Dienstag, 20. Oktober 2009

Fairtrade für EU-Bauern

Müssen europäische Milchbauern bald Fairtrade-Mitglieder werden? Als wäre die EU ein Entwicklungsland in den Fängen internationaler Konzerne, mit einem korrupten Regime anstelle einer Regierung, werden von der EU 280 Millionen an die Bauern geschenkt, anstatt für gerechte Preise zu sorgen. Vielleicht damit die Milchproduzenten endlich mit den Protesten aufhören? Als Bestechung sozusagen.

Aber woher kommen diese Millionen überhaupt. Leerte Agrar-Kommissarin Mariann Fischer Boel „ihre“ Taschen? Das ist eher zu bezweifeln. Es sind unser aller Taschen, durch die ausgeglichen werden soll, was der Lebensmittelhandel nicht an die Bauern zahlen, wohl aber an die Endverbraucher weitergeben will. Die europäischen Steuerzahler zahlen also doppelt drauf: Einmal für die Milchpreise im Supermarkt, und dann noch einmal für die EU-Subventionen, welche die Agrar-Kommissarin so freizügig aus „ihren“ Beuteln zahlt, um die Bauern, deren Milch wir alle über Zwischenhändler kaufen, am leben zu halten. Das ist Kapitalismus, wie er funktioniert; das ist der wunderbare Wirtschaftsliberalismus.
Die Zwischenhändler können sich freuen, denn im Grunde lebt das ganz System nur noch für ihren Gewinn – das die Bauern und die übrigen Steuerzahler finanzieren.

Eine weitere Frage bleibt also: Warum meldet sich hierzu nicht die Wettbewerbskommissarin? Ist ihr das Thema nicht wichtig, nicht lukrativ genug? Vielleicht ist sie immer noch zu sehr mit dem Opel-Magna-Deal beschäftigt, hatte der deutsche Finanzminister es immerhin gewagt, seine Empfehlungen für Magna auszusprechen – ganz schön dreist, und so richtig wettbewerbsverzerrend, wenn sich jemand aussuchen möchte, an wen er seine Firma verkaufen will. Aber LebensmittelhändlerInnen, die sowohl Produzenten als auch Endverbraucher abzocken, sind offenbar kein Problem, für den „Wettbewerb“. Eine Abzocke ist das, die man in früheren Zeiten „Wucher“ nannte und für die solche HändlerInnen, zu denselben alten Zeiten, an den Pranger gestellt und mit ihren eigenen Waren beworfen wurden. Ich vermisse diese Jahrhunderte manchmal. Vielleicht sollten wir diesen ganzen Wettbewerb also ebenso in Frage stellten, und die mächtigen Positionen, in denen sich die KommissarInnen der EU befinden, nicht weniger.
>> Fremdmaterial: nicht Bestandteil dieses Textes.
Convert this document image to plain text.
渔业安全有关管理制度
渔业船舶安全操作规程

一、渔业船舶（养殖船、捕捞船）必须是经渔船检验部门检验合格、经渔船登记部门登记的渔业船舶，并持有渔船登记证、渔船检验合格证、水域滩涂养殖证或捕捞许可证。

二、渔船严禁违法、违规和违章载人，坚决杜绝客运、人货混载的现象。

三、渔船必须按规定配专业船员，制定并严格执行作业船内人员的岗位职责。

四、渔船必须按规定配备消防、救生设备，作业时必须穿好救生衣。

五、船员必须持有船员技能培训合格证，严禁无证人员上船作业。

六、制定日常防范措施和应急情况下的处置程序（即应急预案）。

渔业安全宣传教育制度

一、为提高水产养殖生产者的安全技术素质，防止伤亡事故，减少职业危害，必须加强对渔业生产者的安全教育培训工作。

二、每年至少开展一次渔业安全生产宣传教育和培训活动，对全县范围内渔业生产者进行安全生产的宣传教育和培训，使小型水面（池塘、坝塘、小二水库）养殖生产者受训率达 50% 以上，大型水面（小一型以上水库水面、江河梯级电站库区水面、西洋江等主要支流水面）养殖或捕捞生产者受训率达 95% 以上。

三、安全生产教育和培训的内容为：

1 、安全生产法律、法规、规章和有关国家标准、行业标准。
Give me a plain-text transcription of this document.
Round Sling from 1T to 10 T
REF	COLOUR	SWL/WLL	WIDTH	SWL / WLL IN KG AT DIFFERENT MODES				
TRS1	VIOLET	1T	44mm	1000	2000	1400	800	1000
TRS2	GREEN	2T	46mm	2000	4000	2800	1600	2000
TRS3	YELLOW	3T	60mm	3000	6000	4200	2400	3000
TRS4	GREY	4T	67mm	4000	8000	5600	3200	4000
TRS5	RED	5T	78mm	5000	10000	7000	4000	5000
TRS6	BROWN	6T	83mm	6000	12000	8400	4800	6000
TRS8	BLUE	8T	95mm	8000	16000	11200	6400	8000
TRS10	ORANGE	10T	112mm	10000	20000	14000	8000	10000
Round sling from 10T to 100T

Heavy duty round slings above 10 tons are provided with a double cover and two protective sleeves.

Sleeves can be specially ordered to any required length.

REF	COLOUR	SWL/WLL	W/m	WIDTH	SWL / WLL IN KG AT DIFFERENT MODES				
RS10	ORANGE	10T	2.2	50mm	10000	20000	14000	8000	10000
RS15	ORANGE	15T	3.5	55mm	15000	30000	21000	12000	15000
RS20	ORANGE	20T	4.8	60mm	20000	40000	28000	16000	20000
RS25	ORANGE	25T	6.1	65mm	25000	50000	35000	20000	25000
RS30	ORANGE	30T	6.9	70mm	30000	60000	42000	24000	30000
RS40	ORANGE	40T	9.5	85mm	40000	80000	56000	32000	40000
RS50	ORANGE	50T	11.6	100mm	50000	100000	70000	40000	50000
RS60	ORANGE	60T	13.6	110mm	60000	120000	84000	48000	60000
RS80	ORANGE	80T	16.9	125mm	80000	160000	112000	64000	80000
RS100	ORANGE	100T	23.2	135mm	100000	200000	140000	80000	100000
Diesen "Wucher" aber nennen sie einen Zug der Milch-Agrar-Reform. Eine Reform wäre meiner Ansicht nach, wenn man nicht Subventionen in ein dysfunktionales System stecken, sondern das System den herrschenden Bedürfnissen anpassen würde - und ich meine nicht die Bedürfnisse der Lebensmittelhandelsketten.

Bevor ich aber noch mehr fragen, in den Screen tippe, lasse ich eine Überlegungen folgen, die ausnahmsweise einer Antwort nahe kommen: Bauern-Kollektive! Aber nicht solche des „Realsozialismus“, dem realen Pseudosozialismus, sondern vielmehr Bündnisse von Milchproduzenten, die kollektive Molkereien betreiben. Denn wenn die Molkereien in Händen der Bauern lägen, hätten die Handelsketten einen schwächeren Stand bei den Preisverhandlungen.

Desweiteren sollten die europäischen Bauern, im Zuge der eigenen Molkereibetreibung, Mitglieder bei Fairtrade werden, damit auch die Konsumenten sicher sein können, dass die Arbeitskräfte der Bauern nicht weiter ausgebeutet werden und sie von ihren Produkten, und nicht von unseren Steuergeldern, leben können.